Another unusual feature of the play is its ending. For one thing, the play ends shortly after the announcement of the King of France’s death. It’s true that conventional understandings of comedy at the time did allow for death to take place offstage, provided that the person who dies isn’t a main character in the play. In this case, the King of France is a distant figure whom we never meet in the play, so the announcement of his passing doesn’t stress the audience. However, the news of death so near the end of the play does cast a pall over the play’s final moments, bringing an abrupt end to the pageant of the Nine Worthies and instigating the ladies’ departure. A second unusual feature of the play’s “comic” ending is the fact that it doesn’t end in marriage. In a humorously metatheatrical moment, Berowne comments on how odd such an ending is: “Our wooing doth not end like an old play. / Jack hath not Jill. These ladies’ courtesy / Might well have made our sport a comedy” (5.2.947–49). But though no marriages take place onstage, the likelihood of future marriage is implied. Though unconventional for the time, the deferred wedding became a feature of many of Shakespeare’s comedies.

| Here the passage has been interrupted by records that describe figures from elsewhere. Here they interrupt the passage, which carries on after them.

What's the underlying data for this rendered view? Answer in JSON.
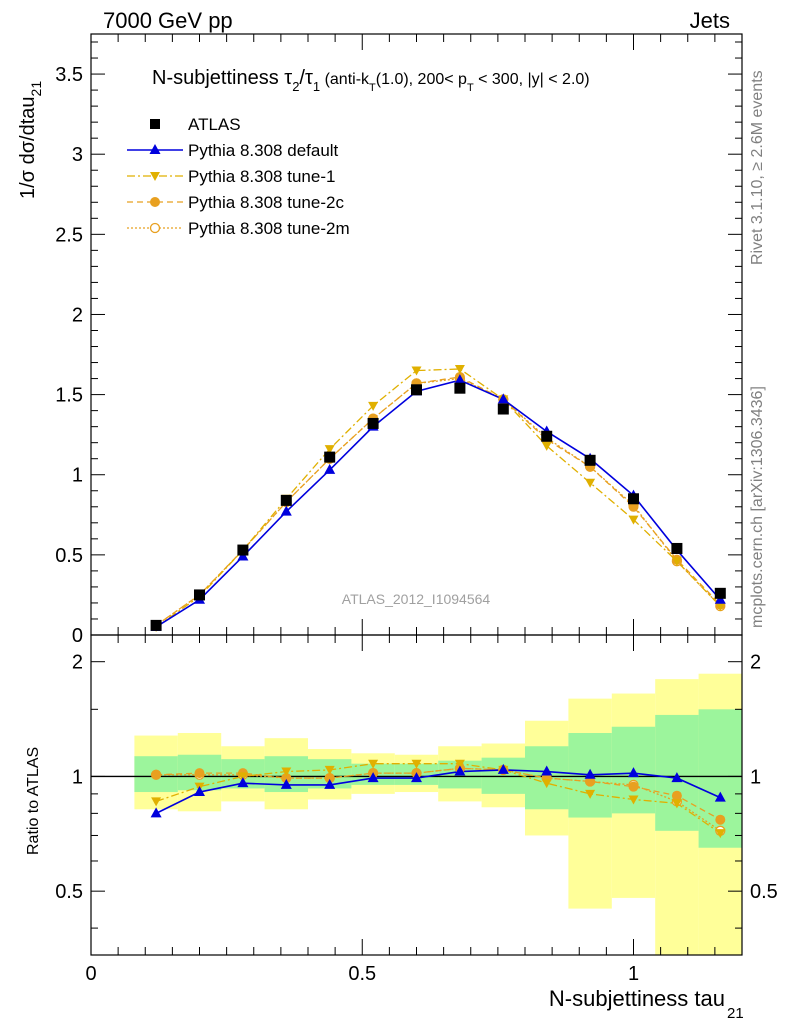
{
  "header": {
    "left": "7000 GeV pp",
    "right": "Jets"
  },
  "side_labels": {
    "rivet": "Rivet 3.1.10, ≥ 2.6M events",
    "mcplots": "mcplots.cern.ch [arXiv:1306.3436]"
  },
  "watermark": "ATLAS_2012_I1094564",
  "title": {
    "main": "N-subjettiness τ",
    "sub1": "2",
    "mid": "/τ",
    "sub2": "1",
    "cond1": " (anti-k",
    "cond_sub_t": "T",
    "cond2": "(1.0), 200< p",
    "cond3": " < 300, |y| < 2.0)"
  },
  "y_axis_label": "1/σ dσ/dtau",
  "y_axis_label_sub": "21",
  "ratio_y_label": "Ratio to ATLAS",
  "x_axis_label": "N-subjettiness tau",
  "x_axis_label_sub": "21",
  "legend": [
    {
      "label": "ATLAS",
      "color": "#000000",
      "marker": "square",
      "line": "none"
    },
    {
      "label": "Pythia 8.308 default",
      "color": "#0000dd",
      "marker": "triangle-up",
      "line": "solid"
    },
    {
      "label": "Pythia 8.308 tune-1",
      "color": "#e0b000",
      "marker": "triangle-down",
      "line": "dashdot"
    },
    {
      "label": "Pythia 8.308 tune-2c",
      "color": "#e8a020",
      "marker": "circle",
      "line": "dashed"
    },
    {
      "label": "Pythia 8.308 tune-2m",
      "color": "#e8a020",
      "marker": "circle-open",
      "line": "dotted"
    }
  ],
  "chart_data": [
    {
      "type": "line",
      "panel": "main",
      "xlim": [
        0,
        1.2
      ],
      "ylim": [
        0,
        3.75
      ],
      "x_ticks": [
        "0",
        "0.5",
        "1"
      ],
      "y_ticks": [
        "0",
        "0.5",
        "1",
        "1.5",
        "2",
        "2.5",
        "3",
        "3.5"
      ],
      "x": [
        0.12,
        0.2,
        0.28,
        0.36,
        0.44,
        0.52,
        0.6,
        0.68,
        0.76,
        0.84,
        0.92,
        1.0,
        1.08,
        1.16
      ],
      "series": [
        {
          "name": "ATLAS",
          "values": [
            0.06,
            0.25,
            0.53,
            0.84,
            1.11,
            1.32,
            1.53,
            1.54,
            1.41,
            1.24,
            1.09,
            0.85,
            0.54,
            0.26
          ]
        },
        {
          "name": "Pythia 8.308 default",
          "values": [
            0.05,
            0.22,
            0.49,
            0.77,
            1.03,
            1.3,
            1.52,
            1.59,
            1.47,
            1.27,
            1.1,
            0.87,
            0.53,
            0.22
          ]
        },
        {
          "name": "Pythia 8.308 tune-1",
          "values": [
            0.05,
            0.24,
            0.53,
            0.85,
            1.16,
            1.43,
            1.65,
            1.66,
            1.47,
            1.18,
            0.95,
            0.72,
            0.46,
            0.18
          ]
        },
        {
          "name": "Pythia 8.308 tune-2c",
          "values": [
            0.06,
            0.25,
            0.53,
            0.83,
            1.1,
            1.35,
            1.57,
            1.61,
            1.47,
            1.22,
            1.05,
            0.8,
            0.47,
            0.19
          ]
        },
        {
          "name": "Pythia 8.308 tune-2m",
          "values": [
            0.06,
            0.25,
            0.53,
            0.83,
            1.1,
            1.35,
            1.57,
            1.6,
            1.47,
            1.23,
            1.05,
            0.81,
            0.46,
            0.18
          ]
        }
      ]
    },
    {
      "type": "line",
      "panel": "ratio",
      "xlim": [
        0,
        1.2
      ],
      "ylim": [
        0.34,
        2.35
      ],
      "y_scale": "log",
      "y_ticks": [
        "0.5",
        "1",
        "2"
      ],
      "x_ticks": [
        "0",
        "0.5",
        "1"
      ],
      "x": [
        0.12,
        0.2,
        0.28,
        0.36,
        0.44,
        0.52,
        0.6,
        0.68,
        0.76,
        0.84,
        0.92,
        1.0,
        1.08,
        1.16
      ],
      "bin_edges": [
        0.08,
        0.16,
        0.24,
        0.32,
        0.4,
        0.48,
        0.56,
        0.64,
        0.72,
        0.8,
        0.88,
        0.96,
        1.04,
        1.12,
        1.2
      ],
      "band_green": [
        [
          0.91,
          1.13
        ],
        [
          0.92,
          1.14
        ],
        [
          0.93,
          1.11
        ],
        [
          0.91,
          1.13
        ],
        [
          0.93,
          1.11
        ],
        [
          0.95,
          1.08
        ],
        [
          0.95,
          1.08
        ],
        [
          0.93,
          1.1
        ],
        [
          0.9,
          1.12
        ],
        [
          0.82,
          1.2
        ],
        [
          0.78,
          1.3
        ],
        [
          0.8,
          1.35
        ],
        [
          0.72,
          1.45
        ],
        [
          0.65,
          1.5
        ]
      ],
      "band_yellow": [
        [
          0.82,
          1.28
        ],
        [
          0.81,
          1.3
        ],
        [
          0.86,
          1.2
        ],
        [
          0.82,
          1.26
        ],
        [
          0.87,
          1.18
        ],
        [
          0.9,
          1.15
        ],
        [
          0.91,
          1.14
        ],
        [
          0.86,
          1.2
        ],
        [
          0.83,
          1.22
        ],
        [
          0.7,
          1.4
        ],
        [
          0.45,
          1.6
        ],
        [
          0.48,
          1.65
        ],
        [
          0.33,
          1.8
        ],
        [
          0.33,
          1.86
        ]
      ],
      "series": [
        {
          "name": "Pythia 8.308 default",
          "values": [
            0.8,
            0.91,
            0.96,
            0.95,
            0.95,
            0.99,
            0.99,
            1.03,
            1.04,
            1.03,
            1.01,
            1.02,
            0.99,
            0.88
          ]
        },
        {
          "name": "Pythia 8.308 tune-1",
          "values": [
            0.86,
            0.94,
            1.0,
            1.03,
            1.04,
            1.08,
            1.08,
            1.08,
            1.04,
            0.96,
            0.9,
            0.87,
            0.85,
            0.71
          ]
        },
        {
          "name": "Pythia 8.308 tune-2c",
          "values": [
            1.01,
            1.02,
            1.02,
            0.99,
            0.99,
            1.02,
            1.02,
            1.05,
            1.04,
            0.99,
            0.97,
            0.94,
            0.89,
            0.77
          ]
        },
        {
          "name": "Pythia 8.308 tune-2m",
          "values": [
            1.01,
            1.01,
            1.01,
            0.99,
            0.99,
            1.02,
            1.02,
            1.05,
            1.04,
            0.99,
            0.97,
            0.95,
            0.86,
            0.72
          ]
        }
      ]
    }
  ],
  "colors": {
    "default": "#0000dd",
    "tune1": "#e0b000",
    "tune2c": "#e8a020",
    "tune2m": "#e8a020",
    "band_green": "#9cf59c",
    "band_yellow": "#ffff99",
    "watermark": "#a0a0a0"
  }
}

If Shakespeare relied on external source material for the main plot of Love’s Labor’s Lost, that source is not definitively known. Scholars have proposed several possibilities. Perhaps the most cited source is a now-lost report of a visit Catherine de’ Medici made to the French king, Henry II, in 1578. The visit was diplomatic in nature and related to the future of the territory known as Aquitaine. This is indeed the initial subject of discussion between the Princess of France and the King of Navarre, but it is ultimately a fleeting and inconsequential aspect of the play. Other scholars have attempted to link characters in Navarre’s court to various historical figures. But while the resonances between names may have been a source of humor for Elizabethan audiences, there is no convincing evidence that Shakespeare based either characters or events on any of these figures.
Perhaps more important are the various other sources the text of the play alludes to. For instance, Armado’s ludicrous verbosity may be derived from the so-called “euphuistic” style found in John Lyly’s romance of 1578, Euphues: The Anatomy of Wit. Other key sources of the comedy in the play are commonplace Latin readers that anyone who went to grammar school would have been familiar with. Holofernes the schoolmaster frequently quotes—and often misquotes—Latin phrases that were widely used at the time for Latin instruction. One example comes in act 4, scene 2, where he bungles an attempt to quote some lines from Johannes Baptista Spagnolo (1448–1516), otherwise known as Mantuan, who was famous for his Latin agricultural poems. These and other contemporary sources provide much of the comedy in this play. Although in Shakespeare’s time these references would have been widely and easily understood, modern audiences generally find the comedy of Love’s Labor’s Lost quite obscure. This may explain why the play isn’t frequently taught or produced. But though the obscure sources of humor do make the play challenging for modern readers, the comedy still plays with remarkable ease onstage.